Come tante specie animali l’uomo è naturalmente portato alla collaborazione avendo compreso da tempo immemorabile che il comportamento cooperativo è funzionale alla sopravvivenza . Tuttavia circostanze particolari possono attenuare o mettere in seconda linea gli aspetti cooperativi facendo prevalere le spinte egotiche e individualistiche. Tra queste circostanze quella più nefasta in assoluto è la presenza di dirigenti che non prestano alcuna attenzione al fattore umano non ritenendo che tra le loro incombenze figuri anche la crescita  dei team che sono stati loro affidati. In tali  situazioni  la furbizia prevale sull’intelligenza e l’idea che esista un bene superiore per il quale vale la pena sacrificarsi insieme ad altri sembra risibile, anche perché nessun  “esempio” che conta sta lì a dimostrare il contrario.
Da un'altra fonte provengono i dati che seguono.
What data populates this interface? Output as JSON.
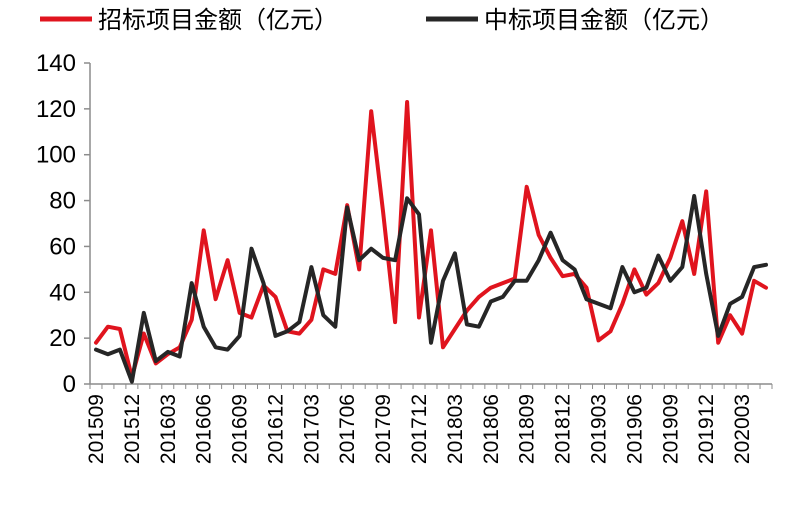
{
  "chart_data": {
    "type": "line",
    "title": "",
    "xlabel": "",
    "ylabel": "",
    "ylim": [
      0,
      140
    ],
    "yticks": [
      0,
      20,
      40,
      60,
      80,
      100,
      120,
      140
    ],
    "grid": false,
    "legend_position": "top",
    "x": [
      "201509",
      "201510",
      "201511",
      "201512",
      "201601",
      "201602",
      "201603",
      "201604",
      "201605",
      "201606",
      "201607",
      "201608",
      "201609",
      "201610",
      "201611",
      "201612",
      "201701",
      "201702",
      "201703",
      "201704",
      "201705",
      "201706",
      "201707",
      "201708",
      "201709",
      "201710",
      "201711",
      "201712",
      "201801",
      "201802",
      "201803",
      "201804",
      "201805",
      "201806",
      "201807",
      "201808",
      "201809",
      "201810",
      "201811",
      "201812",
      "201901",
      "201902",
      "201903",
      "201904",
      "201905",
      "201906",
      "201907",
      "201908",
      "201909",
      "201910",
      "201911",
      "201912",
      "202001",
      "202002",
      "202003",
      "202004",
      "202005"
    ],
    "x_tick_labels": [
      "201509",
      "201512",
      "201603",
      "201606",
      "201609",
      "201612",
      "201703",
      "201706",
      "201709",
      "201712",
      "201803",
      "201806",
      "201809",
      "201812",
      "201903",
      "201906",
      "201909",
      "201912",
      "202003"
    ],
    "series": [
      {
        "name": "招标项目金额（亿元）",
        "color": "#e0141e",
        "values": [
          18,
          25,
          24,
          3,
          22,
          9,
          13,
          16,
          28,
          67,
          37,
          54,
          31,
          29,
          43,
          38,
          23,
          22,
          28,
          50,
          48,
          78,
          50,
          119,
          75,
          27,
          123,
          29,
          67,
          16,
          24,
          32,
          38,
          42,
          44,
          46,
          86,
          65,
          55,
          47,
          48,
          42,
          19,
          23,
          35,
          50,
          39,
          44,
          55,
          71,
          48,
          84,
          18,
          30,
          22,
          45,
          42
        ]
      },
      {
        "name": "中标项目金额（亿元）",
        "color": "#262626",
        "values": [
          15,
          13,
          15,
          1,
          31,
          10,
          14,
          12,
          44,
          25,
          16,
          15,
          21,
          59,
          44,
          21,
          23,
          27,
          51,
          30,
          25,
          77,
          54,
          59,
          55,
          54,
          81,
          74,
          18,
          45,
          57,
          26,
          25,
          36,
          38,
          45,
          45,
          54,
          66,
          54,
          50,
          37,
          35,
          33,
          51,
          40,
          42,
          56,
          45,
          51,
          82,
          48,
          21,
          35,
          38,
          51,
          52
        ]
      }
    ]
  }
}
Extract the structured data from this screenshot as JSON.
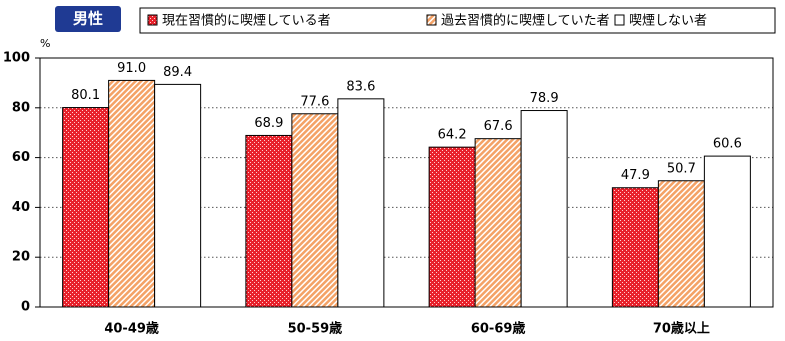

E’ per questo motivo che la religione della collaborazione, fatta come abbiamo visto di atti concreti e non di banali esortazioni, può essere diffusa solo in presenza di veri e propri educatori – quali  dovrebbero essere tutti i veri capi – capaci  di testimoniare attraverso il loro esempio e la loro azione cosa si intende, in un determinato ambiente, per collaborazione. Ne consegue che dove questa manca o è molto debole non significa che gli appartenenti al team non siano collaborativi ma che non c’è nessuno in una posizione di comando in grado di testimoniare, insegnare e pretendere la collaborazione.
 
Perché nelle aziende servono oggi persone collaborative. In ambienti di lavoro oramai generalmente organizzati secondo la logica dei team, una persona non collaborativa produce due generi di danni: uno tecnico e l’altro psicologico. Il danno tecnico consiste nel generare, attraverso la non collaborazione del singolo, un piccolo ma deleterio collo di bottiglia: la mancata o difettosa collaborazione si traduce infatti nell’ostacolare il lavoro di qualche altro componente del team, che magari sta a valle del processo, così che la velocità di tutto il sistema alla fine è determinata dalla velocità – per meglio dire, la lentezza – del collo di bottiglia. La colpa dell’inefficienza viene così pagata da chi non ha alcuna responsabilità nell’averla generata.
 
Il danno psicologico della mancanza di collaborazione, forse più grave di quello tecnico, consiste invece nello stimolare nei colleghi di lavoro comportamenti reattivi e speculari: visto che lui non collabora, allora non collaboro nemmeno io. E così via a catena, finendo con il creare quegli ambienti cinici e deprimenti dove ciascuno rinuncia a qualsiasi gesto cooperativo per la stupida ragione che facendolo farebbe la figura del fesso. Mandando così a carte quarantotto qualsiasi tentativo o investimento, spesso di ingenti proporzioni, fatto dall’organizzazione per recuperare efficienza e competitività.